The three most important things at Zayo are the investors, the investors, and the investors. After the Private Equity investors, it is the CEO who holds the largest equity stake in the company. Every company tries to make as much money as possible, but Zayo is hyper-focused on the bottom line. The most important factor in any decision is how will this impact Equity IRR. Their stated goal has been 30% equity IRR and they have consistently achieved that in the past. There are numerous mechanisms built into their systems to ensure that various financial measures are met with every contract and every sale.
While there is nothing wrong with that, there are trade-offs and sacrifices that must be made to achieve these goals.

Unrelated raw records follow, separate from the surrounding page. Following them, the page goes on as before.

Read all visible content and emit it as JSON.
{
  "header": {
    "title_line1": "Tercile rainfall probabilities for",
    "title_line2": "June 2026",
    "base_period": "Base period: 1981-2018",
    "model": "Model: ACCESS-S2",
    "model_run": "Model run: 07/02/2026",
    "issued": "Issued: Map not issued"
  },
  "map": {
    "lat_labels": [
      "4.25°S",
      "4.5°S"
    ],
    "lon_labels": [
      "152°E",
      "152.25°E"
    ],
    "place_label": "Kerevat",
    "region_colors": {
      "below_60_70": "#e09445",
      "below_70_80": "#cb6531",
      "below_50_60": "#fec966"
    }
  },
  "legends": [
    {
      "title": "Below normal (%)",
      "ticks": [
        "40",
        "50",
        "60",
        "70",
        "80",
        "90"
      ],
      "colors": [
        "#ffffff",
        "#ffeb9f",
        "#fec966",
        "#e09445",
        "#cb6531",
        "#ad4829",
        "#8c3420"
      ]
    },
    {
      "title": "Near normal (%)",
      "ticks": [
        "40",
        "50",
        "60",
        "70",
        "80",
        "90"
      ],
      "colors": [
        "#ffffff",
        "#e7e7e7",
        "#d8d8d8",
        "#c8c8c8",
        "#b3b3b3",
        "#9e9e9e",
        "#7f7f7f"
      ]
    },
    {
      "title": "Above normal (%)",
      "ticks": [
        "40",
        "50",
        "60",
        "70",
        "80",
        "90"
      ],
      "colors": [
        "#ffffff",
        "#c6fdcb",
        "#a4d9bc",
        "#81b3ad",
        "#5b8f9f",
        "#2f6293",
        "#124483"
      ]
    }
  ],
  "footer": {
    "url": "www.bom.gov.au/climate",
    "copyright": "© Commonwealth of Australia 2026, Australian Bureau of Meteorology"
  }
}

While Zayo likes to advertise itself as an entrepreneurial, innovative company, they have essentially been running the same game plan since inception: identify undervalued assets to purchase, integrate them as quickly as possible to achieve the greatest amount of synergies (layoffs, cost-cutting, network optimizations etc) and them monetize those assets as quickly as possible. They like to say they act quickly and make course corrections later. They are very good at this and brutally efficient, but as much as the CEO would like to believe that he has built a newer and better type of company, it is more about operational efficiency than real innovation.
In addition, the company runs very lean and resources are hard to come by. Less money is invested in hiring and retaining quality employees and the other resources that are required to keep a communications company -- even an infrastructure services company -- performing at a high level. As a result customers are less satisfied and employee morale suffers.
Zayo tries to instill a work hard / play hard culture and many employees seem to wear this as a badge of honor. So what if everyone is working 60-80 hour weeks, you have not received a raise in your base salary in four years, and your family was wondering where you were while you were checking email for 2-3 hours every night on your last "Zaycation"? I think that a lot of employees put up with this because it is so common and they look on the bright side and hope that the things that they don't like will get better.
Hope is not a strategy. Sometimes you have to take an objective look at your surroundings and make a decision. Zayo can be good for some employees -- especially if you are young, work in the Boulder office, and are looking to develop resume experience as quickly as possible and don't necessarily care about being paid at market rates. But it is dangerous and naive to think that the CEO, executive management team, or your manager care about you personally or your career development. They don't. This company cares about the investors and how you can contribute to the bottom line. They don't care about employees or even really the customers -- those are just a means to an end.
Zayo also expects that you do as you are told and is not open to many suggestions, even constructive ones. The CEO assumes that he has all of the answers and that if something did not meet his high expectations then it must be someone else's fault and a change must be made immediately. He is not open to other viewpoints and does not react well to any bad news. As a result most people will try to sweep anything negative under the carpet or blame it on another group or person if it cannot be concealed which does not least to any lasting change or meaningful improvements to the company. That's not leadership.
The prevailing attitude -- which has been demonstrated by the CEO's responses to previous Glassdoor posts -- has been to disagree with any negative observations where possible and then simply dismiss others by saying that person wasn't the "right fit" for Zayo -- basically don't let the door hit you on the way out.
Obviously Zayo could have changed certain things if they had wanted to --- the sales compensation plan, regular employee reviews and merit-based raises, adding resources where needed. Actions speak louder than words. It will be interesting to see now that the lockup has expired and as pre-IPO equity continues to vest if anything will change in the future.